Let’s analyze whether location plays a role in the time taken to complete a service.
Considering Maruti Suzuki, the most frequent car across states, we observe that the average service time in Telangana is relatively high. The second most popular brand - Mahindra & Mahindra, usually takes a day on average to complete the service.
It would be interesting to check if there is a seasonal trend in the number of incoming customers.
The heatmap above displays the various sorts of orders that have been received over the months. Over the years, we’ve seen that the majority of mechanical orders occur around January and August. Customers visiting a factory for paid service or running repairs, the two most typical forms of orders, do not follow a seasonal pattern.
Since there’s no seasonal trend in the orders received, MFCS can stock up their inventory with common parts like oil and air filters for most popular car brands in order to reduce their service times.
Let’s have a look at the customer arrive times over the dataset at a particular day. These arrival times are calculated based on the JobCardDateTime
column.
The majority of consumers arrive between 9 a.m. and 12 p.m. After 12 p.m., there is a downward tendency. This may assist MFCS in organising their labour force so that customers receive prompt help during peak hours.
Revenue
Let’s have a look at the revenue generated over the years and it’s respective streams. We will also look at Parts-to-Labour ratio which is the ratio of labor sales to parts sold. The parts-to-labor ratio provides insight into how much a company’s revenue is derived from services performed and how much depends on selling parts. MFCS managers can use parts-to-labor ratio to make informed decisions on how much to charge for labor and parts.

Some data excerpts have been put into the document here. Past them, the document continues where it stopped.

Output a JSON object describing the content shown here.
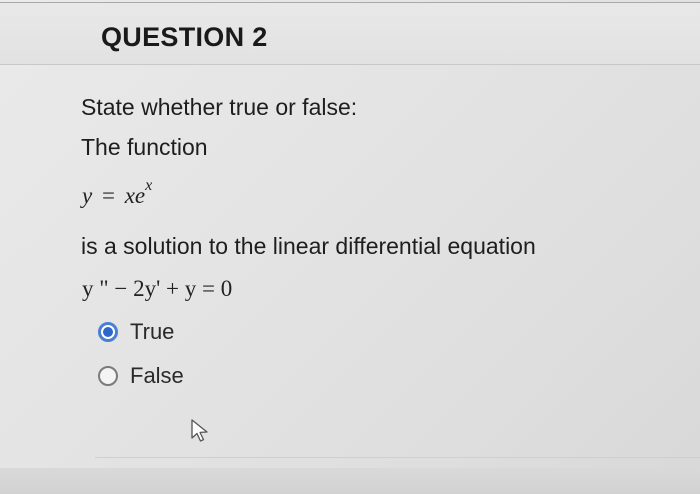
{
  "question": {
    "title": "QUESTION 2",
    "prompt_line_1": "State whether true or false:",
    "prompt_line_2": "The function",
    "equation_1": {
      "lhs": "y",
      "op": "=",
      "rhs_base": "xe",
      "rhs_exp": "x"
    },
    "prompt_line_3": "is a solution to the linear differential equation",
    "equation_2": "y \"  −  2y' + y = 0"
  },
  "options": [
    {
      "label": "True",
      "selected": true
    },
    {
      "label": "False",
      "selected": false
    }
  ],
  "colors": {
    "radio_selected": "#2e66cc",
    "radio_ring": "#4a7fd6",
    "text": "#1e1e1e"
  },
  "icons": {
    "cursor": "mouse-pointer-arrow-icon"
  }
}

The graph above depicts how revenue has evolved over the years. We only look at the top six states (MH, TN, KA, RJ, TL, UP) because they contribute the most to overall revenue.
Overall, even though Maharashtra lost first place to Tamil Nadu in 2015, the state’s revenue continues to rise. Many rankings shift after 2014, with Uttar Pradesh, which was ranked third in 2014, falling to last place by 2016. Rajasthan’s revenue increased dramatically in 2016, owing to the opening of new factories by MFCS the previous year.
Parts-to-labor ratio is equal to parts sales divided by labor sales. For example, if an auto repair shop sells $80,000 in parts during a certain month and charges customers $100,000 for labor performed during that month, its parts-to-labor ratio for the month is 80,000 divided by 100,000, or 0.8. This means that for every dollar of labor sales that the company makes, it sells 80 cents worth of parts.
According to Bob O’Connor of Motor Magazine, a parts-to-labor ratio in the range of 0.8 to 1 is considered normal for the auto repair industry. If the parts-to-labor ratio exceeds 1, it means parts sales account for a greater proportion of total revenue than labor sales, which indicates that a shop is charging too little for labor or too much for parts.
We can see from the diagram above that MFCS is charging too much for parts and too little for labour on majority of the automobiles.
Given that our dataset consists primarily of labor-intensive running repairs and paid services, and that the majority of the automobiles are from the economical group (Maruti Suzuki, Mahindra & Mahindra, and so on), MFCS can strive to balance this ratio in order to maximise their profit margins.
Finally let’s have a look at different sources of customers
The origin of MFCS’s client population can be seen in this graph. As can be observed, referrals account for about half of the total clients. The remaining 50% of clients come via marketing techniques such as hosting camps/workshops or placing ads in newspapers, television, and other media.
Knowing this, MFCS can improve its profit margins by enhancing its referral policies, lowering advertising expenditures in the process.